Multi-repo bulk operations

Source: gh-collab-manager/server.js — bulk collaborator add/remove Category: Pattern — API design

Multi-repo bulk operations — the user selects 15 repos and asks to add a collaborator to all of them. Doing it naively (one await at a time, fail the first error) produces a UX nightmare. The right shape: concurrent-with-limit, per-item status, surface the partial failures.

What it is

A function that takes a list of targets and an operation; runs N in parallel (with a concurrency cap); collects per-target success/failure; returns a structured result the UI can render. The caller never sees “failed at repo #7; you’re now in an unknown state”.

Why it exists

The problem: serial for await of N operations has three failure modes:

First error halts everything. Success on repos 1-5, fail on 6, repos 7-15 never tried. User has to retry and deal with partial state.
No progress signal. User clicks “Apply”; UI freezes for 30 seconds; either succeeds or fails with no intermediate visibility.
Full parallelism hits GitHub rate limits. await Promise.all(...) fires 50 concurrent requests; GitHub secondary rate limit kicks in, most requests fail.

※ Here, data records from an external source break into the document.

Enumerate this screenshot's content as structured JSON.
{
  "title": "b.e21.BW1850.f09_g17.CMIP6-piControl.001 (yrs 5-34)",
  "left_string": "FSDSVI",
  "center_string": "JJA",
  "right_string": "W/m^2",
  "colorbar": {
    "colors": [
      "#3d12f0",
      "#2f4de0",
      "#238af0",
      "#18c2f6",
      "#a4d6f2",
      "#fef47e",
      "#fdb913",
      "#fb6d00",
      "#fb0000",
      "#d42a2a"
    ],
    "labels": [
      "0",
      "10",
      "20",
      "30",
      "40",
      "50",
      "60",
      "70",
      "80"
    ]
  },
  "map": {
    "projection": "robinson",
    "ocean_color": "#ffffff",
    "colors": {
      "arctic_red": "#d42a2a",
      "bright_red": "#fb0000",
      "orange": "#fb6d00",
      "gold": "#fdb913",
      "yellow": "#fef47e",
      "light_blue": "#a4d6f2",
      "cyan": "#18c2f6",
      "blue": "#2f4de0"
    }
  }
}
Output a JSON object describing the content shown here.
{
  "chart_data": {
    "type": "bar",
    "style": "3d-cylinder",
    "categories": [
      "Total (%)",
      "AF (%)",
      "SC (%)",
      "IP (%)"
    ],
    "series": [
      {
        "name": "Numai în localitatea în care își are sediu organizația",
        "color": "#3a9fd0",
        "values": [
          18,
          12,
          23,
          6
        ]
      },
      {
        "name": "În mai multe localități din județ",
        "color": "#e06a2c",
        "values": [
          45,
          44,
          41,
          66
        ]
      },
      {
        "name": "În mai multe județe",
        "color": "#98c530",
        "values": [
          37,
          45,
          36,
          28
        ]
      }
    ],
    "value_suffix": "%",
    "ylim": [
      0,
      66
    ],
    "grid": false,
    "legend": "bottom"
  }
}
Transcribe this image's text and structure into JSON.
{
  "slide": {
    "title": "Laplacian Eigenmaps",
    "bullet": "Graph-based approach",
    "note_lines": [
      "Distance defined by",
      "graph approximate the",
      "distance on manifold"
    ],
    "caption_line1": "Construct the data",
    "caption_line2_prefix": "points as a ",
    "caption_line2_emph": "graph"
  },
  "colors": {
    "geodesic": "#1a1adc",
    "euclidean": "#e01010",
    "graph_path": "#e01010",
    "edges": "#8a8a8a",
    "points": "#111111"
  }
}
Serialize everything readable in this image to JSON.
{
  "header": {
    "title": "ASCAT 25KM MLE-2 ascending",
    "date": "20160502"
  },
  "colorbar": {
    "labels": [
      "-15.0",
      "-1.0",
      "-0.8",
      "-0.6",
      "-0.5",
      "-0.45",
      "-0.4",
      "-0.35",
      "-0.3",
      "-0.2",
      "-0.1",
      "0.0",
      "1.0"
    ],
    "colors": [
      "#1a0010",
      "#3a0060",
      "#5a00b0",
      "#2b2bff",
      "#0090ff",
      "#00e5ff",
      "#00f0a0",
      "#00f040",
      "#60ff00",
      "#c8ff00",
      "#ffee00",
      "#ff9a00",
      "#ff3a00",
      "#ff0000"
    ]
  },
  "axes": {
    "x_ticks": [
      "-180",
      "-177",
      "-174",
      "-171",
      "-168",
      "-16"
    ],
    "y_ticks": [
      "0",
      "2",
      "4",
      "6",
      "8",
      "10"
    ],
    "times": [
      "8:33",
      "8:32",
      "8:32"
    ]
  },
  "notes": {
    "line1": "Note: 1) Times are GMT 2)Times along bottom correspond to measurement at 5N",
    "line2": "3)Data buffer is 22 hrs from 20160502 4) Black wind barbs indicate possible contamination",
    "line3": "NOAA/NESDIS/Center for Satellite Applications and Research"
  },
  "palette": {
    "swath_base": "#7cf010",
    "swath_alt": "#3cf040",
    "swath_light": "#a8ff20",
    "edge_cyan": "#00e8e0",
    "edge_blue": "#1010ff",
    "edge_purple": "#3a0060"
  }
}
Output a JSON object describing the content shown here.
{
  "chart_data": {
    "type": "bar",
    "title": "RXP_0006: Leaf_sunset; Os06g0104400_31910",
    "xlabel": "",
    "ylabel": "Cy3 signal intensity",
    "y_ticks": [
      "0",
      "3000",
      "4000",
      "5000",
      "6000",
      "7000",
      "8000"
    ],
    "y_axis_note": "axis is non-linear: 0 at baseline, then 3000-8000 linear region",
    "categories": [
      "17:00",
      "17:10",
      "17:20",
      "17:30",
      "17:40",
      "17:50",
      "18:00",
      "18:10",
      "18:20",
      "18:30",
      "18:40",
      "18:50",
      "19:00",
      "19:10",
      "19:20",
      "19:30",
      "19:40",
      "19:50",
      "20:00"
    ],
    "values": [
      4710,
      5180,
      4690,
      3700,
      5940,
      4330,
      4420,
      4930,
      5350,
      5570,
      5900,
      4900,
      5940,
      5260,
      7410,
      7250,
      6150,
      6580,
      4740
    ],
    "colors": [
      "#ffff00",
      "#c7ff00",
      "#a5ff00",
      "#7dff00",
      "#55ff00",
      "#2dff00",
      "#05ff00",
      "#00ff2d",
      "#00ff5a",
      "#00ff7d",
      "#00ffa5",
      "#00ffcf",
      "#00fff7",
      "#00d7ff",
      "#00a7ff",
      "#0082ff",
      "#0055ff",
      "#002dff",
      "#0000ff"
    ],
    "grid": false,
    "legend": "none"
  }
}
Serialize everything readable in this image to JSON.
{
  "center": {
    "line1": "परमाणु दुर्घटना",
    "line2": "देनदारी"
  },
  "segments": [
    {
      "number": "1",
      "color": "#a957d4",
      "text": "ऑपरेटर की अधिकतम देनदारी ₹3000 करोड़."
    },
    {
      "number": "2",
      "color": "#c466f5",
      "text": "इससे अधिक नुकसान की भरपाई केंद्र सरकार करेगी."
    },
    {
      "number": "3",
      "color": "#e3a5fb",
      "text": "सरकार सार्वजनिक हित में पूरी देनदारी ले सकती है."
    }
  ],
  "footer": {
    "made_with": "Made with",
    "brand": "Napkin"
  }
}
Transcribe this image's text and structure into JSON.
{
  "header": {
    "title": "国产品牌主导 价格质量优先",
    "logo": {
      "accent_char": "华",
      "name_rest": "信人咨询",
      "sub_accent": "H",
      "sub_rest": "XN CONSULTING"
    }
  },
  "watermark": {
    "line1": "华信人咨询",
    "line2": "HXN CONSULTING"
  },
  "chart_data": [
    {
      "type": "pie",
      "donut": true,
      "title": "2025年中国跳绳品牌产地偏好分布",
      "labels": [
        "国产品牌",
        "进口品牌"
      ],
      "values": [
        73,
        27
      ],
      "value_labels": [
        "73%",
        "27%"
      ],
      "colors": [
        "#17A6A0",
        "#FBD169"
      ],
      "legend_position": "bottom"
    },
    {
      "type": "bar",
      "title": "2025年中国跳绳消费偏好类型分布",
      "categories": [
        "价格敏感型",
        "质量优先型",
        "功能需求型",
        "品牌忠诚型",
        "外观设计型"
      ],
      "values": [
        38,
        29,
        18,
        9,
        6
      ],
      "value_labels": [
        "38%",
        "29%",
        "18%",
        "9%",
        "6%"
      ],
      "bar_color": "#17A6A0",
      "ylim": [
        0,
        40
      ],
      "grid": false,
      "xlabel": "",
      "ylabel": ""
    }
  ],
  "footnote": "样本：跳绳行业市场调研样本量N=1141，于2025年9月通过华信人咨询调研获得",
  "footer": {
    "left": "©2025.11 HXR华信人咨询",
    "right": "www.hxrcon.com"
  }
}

The fix: bounded concurrency + per-item result tracking.

Shape

interface BulkResult<T> {
  item: T;
  status: 'success' | 'failure' | 'skipped';
  error?: string;
  result?: unknown;
}

async function bulkOp<T>(
  items: T[],
  op: (item: T) => Promise<unknown>,
  options: { concurrency?: number; onProgress?: (done: number, total: number) => void } = {}
): Promise<BulkResult<T>[]> {
  const concurrency = options.concurrency ?? 3;
  const results: BulkResult<T>[] = [];
  let done = 0;

  async function worker(queue: T[]) {
    while (queue.length > 0) {
      const item = queue.shift();
      if (!item) break;
      try {
        const result = await op(item);
        results.push({ item, status: 'success', result });
      } catch (err: any) {
        results.push({ item, status: 'failure', error: err.message });
      }
      done++;
      options.onProgress?.(done, items.length);
    }
  }

  const queue = [...items];
  const workers = Array.from({ length: concurrency }, () => worker(queue));
  await Promise.all(workers);
  return results;
}

Usage:

const results = await bulkOp(
  selectedRepos,
  (repo) => gh(['api', `repos/${repo.owner}/${repo.name}/collaborators/${username}`, '-X', 'PUT']),
  {
    concurrency: 3,
    onProgress: (done, total) => socket.emit('progress', { done, total }),
  }
);

const succeeded = results.filter(r => r.status === 'success').length;
const failed = results.filter(r => r.status === 'failure');
// Return { succeeded, failed: failed.map(f => ({ repo: f.item, error: f.error })) } to the client

UX conventions

“Applying to 15 repos…” with a progress bar during the operation
Result screen shows all outcomes: “12 succeeded, 3 failed (click to expand)”
Failed items show the repo name and the error message — actionable info
Retry individually button on each failed item — don’t force a full re-run

How it’s used

gh-collab-manager — add/remove collaborator across selected repos; cancel invitations; update metadata
Pattern generalizes to any batch action across API-bounded resources

Gotchas

Partial success is the norm. Code and UX assume some items fail. Don’t display ”✅ Success” for the whole batch if even one failed.
Concurrency cap matters. GitHub’s secondary rate limit kicks in around 10-15 concurrent requests from one user. 3-5 is safe; 2 is very safe.
Progress granularity. Emit progress per item, not per worker. Users want to see the counter increment.
Timeout per item. A single repo’s API call hanging blocks the worker; other workers keep going, but one await stays stuck forever. Wrap each op() in a timeout: Promise.race([op(item), timeout(30_000)]).
Cancellation. If the user clicks Cancel mid-operation, the already-running API calls complete; new items don’t start. AbortController on each call plus a queue-drain flag.
Idempotence. If the user retries after partial failure, the already-successful items should no-op. Most GitHub mutations are idempotent (PUT/DELETE) — but verify.
Don’t log the whole result server-side. With 1000 items, the log becomes useless. Log counts + sample failures.
Serialize the UI. Don’t let the user trigger another bulk op while one is running; disable the button and show progress.
Deterministic order. Return results in the input order (not completion order) so the UI’s “3 failed” matches the user’s mental model of which ones.